赦すのではなく
「リョータさん、ご迷惑お掛けしました。」
「気にしないで良いんだよ。泣きたい時は泣いても良いんだからさ。」
「それでも、ですよ!」
アニエスは泣き止むと俺に頭を下げた。
気にしなくても良いと言うが、彼女は頭を下げ続ける。
しかし、その押しの強さと声色的に、先程よりも元気になったようだ。
「泣いたらスッキリしました!エドマンド教区長はもういないけど、まだ悲しさもあるけれど、あの人の分まで生きて、人々の助けになろうと思います!」
「少しでも気が楽になったなら幸いだよ。」
いつも元気なアニエスが落ち込んでいると、雰囲気が暗くなる。
やっぱり彼女は明るい方が似合っているな。
…………まぁ、元気過ぎでレオノーラさんが辟易している事があるけど。
「仲間を助ける為にも、エドマンドさんのような犠牲者を増やさない為にも、早くジョセフを倒さないとな。………と言っても俺が直接手を下すって訳じゃないんだけど。」
ともあれ、少し恰好は付かないが、必ずジョセフを除かねばと決意を固める。
これ以上、被害者を増やさない為にも。
タガミ先輩を助けるためにも………!
「それで良いんですよ!私は別に復讐だったり、ジョセフに死んでほしい訳じゃないんです!」
「アニーは優しいんだな。もしもタガミ先輩が殺されていたら、俺は赦せないと思うんだ。」
「赦しはしていません!ただ、償ってほしいんです!死んでしまったら償う事すら出来ないじゃないですか!」
エドマンドさんの事を考えると、タガミ先輩が死んでいる可能性が脳裏を過る。
その『もしも』があるとしたら、俺はジョセフを赦すと言う選択肢は存在しない。
しかしアニエスは赦す赦せないと言う考えではなく、償いを求めていた。
「それになんて言うか、個人の復讐で人を殺すのは違うと思うんです!」
「違う?」
「悪い人はルールで裁かれるんです!エドマンド教区長も言っていました!罪人は法に依って裁かれ、主の裁きはその人が最期を迎えた時に下されるって!だから私が個人的な復讐をするのは、何か違うんじゃないかなって!」
「………アニーって意外と賢い所があるんだな。」
法に依る裁きの概念。
彼女がそれを知っているとは思わなかった。
と言うか、この世界の生活・技術水準や文化を見る分に、その考えは浸透していないだろうと思っていたのだ。

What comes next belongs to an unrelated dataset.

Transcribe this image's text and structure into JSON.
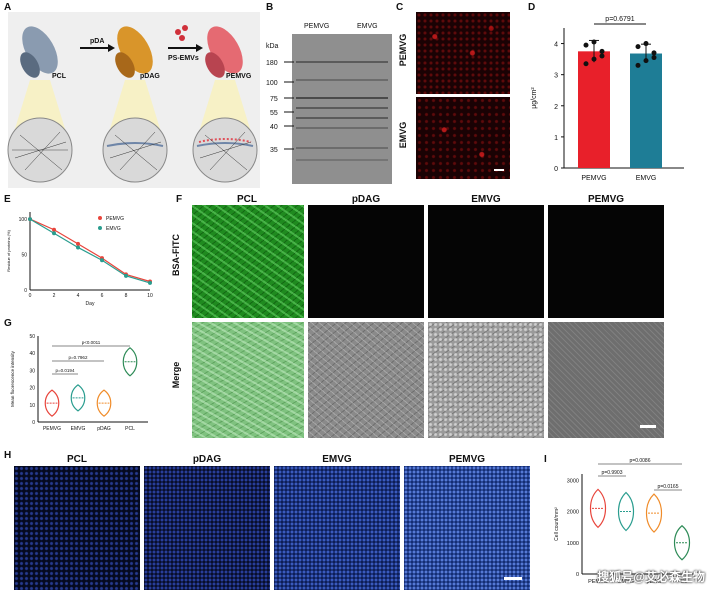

いや、法律は存在するだろうし、それに基づいて犯罪の処理が行われる基盤があるのは分かるが、それでも俺の生きてきた時代と比べると未成熟で、人々の理解度が低いだろうと思い込んでいたようだ。
「えぇ!?酷いですよ!確かにリョータさんと比べたら知らない事もたくさんありますけど!」
「ははは!悪い悪い!本質的に大切な事を理解しているんだなって思っただけだよ。」
「むぅ………!」
俺の発言に『ガーン!』と効果音が付きそうな表情でショックを受けるアニエス。
先程の悲しみを感じさせない表情の豊かさに思わず笑ってしまう。
謝罪をするが、彼女は頬を膨らませて『怒っています』と言いたげな目でこちらを見てくるのであった。